Marty Ambrose's historical mystery novel FOREVER PAST, the third of her Claire Clairmont mystery series, powerfully animates the desperate maternal hope that a deceased infant might have a chance to grow up. For the past three books, an elderly Claire, living in 1870s Italy with her niece Paula and her niece's young daughter, suffers a strange robbery and determines that her daughter Allegra, Byron's daughter as well, who back in 1822 she had been told had died in a convent school, might still be alive. Byron might have hidden Allegra somewhere and this news from Claire. Why? And if it's true, where is Allegra now? A plucky, acerbic grandmotherly type, Claire decides to find out.

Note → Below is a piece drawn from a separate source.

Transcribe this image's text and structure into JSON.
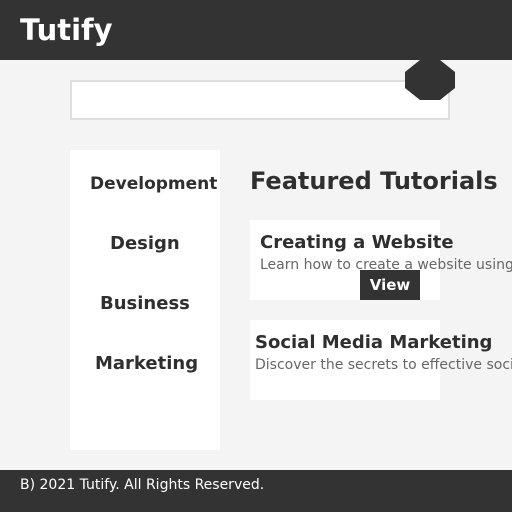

As the series progressed, it has grown on me. Claire has become more Claire-like: an impetuous risk-taker and flouter of convention; an intelligent woman in an era with no use for that; a relic of the Romantic male poets' toxic circle who sometimes exploits that role and sometimes resents it. An adventuress who has made many cities, cultures, and language communities her home--and of course, the woman who lived the same kind of maternal trauma as Mary Shelley did without getting the chance to articulate it in print, in part because her only child was illegitimate and the daughter of the notorious Byron.

In FOREVER PAST, the past comes back to haunt Claire forever, as she learns that Byron may have hidden their daughter because of his messy political commitments in the early days of Italy's long struggle for independence and unification. A trio of Gothic villains emerge, but they're entirely politically plausible in this context. Claire struggles with her ambivalent feelings for the Byron hanger-on Edward John Trelawney, a character so melodramatic Mary Shelley once said he was pirate-like. They meet Teresa Giuccioli, Countess of Gamba, Byron's eccentric former mistress and an Italian revolutionary in her own right, and she helps them in their quest. Finally, Claire must confront a new problem: should she meet her long-lost daughter, how will she react?

Ambrose does not solve that mystery in FOREVER PAST. The novel ends with a spectacular cliffhanger which, like the final line of the second volume of a triple-decker novel, makes the reader want the next installment immediately. FOREVER PAST is a giant tour-de-force, and there is no Grand Tourist more forceful than Ambrose's Claire Clairmont.

§ Rebecca Nesvet is an Associate Professor of English at the University of Wisconsin, Green Bay and co-edits Reviewing the Evidence.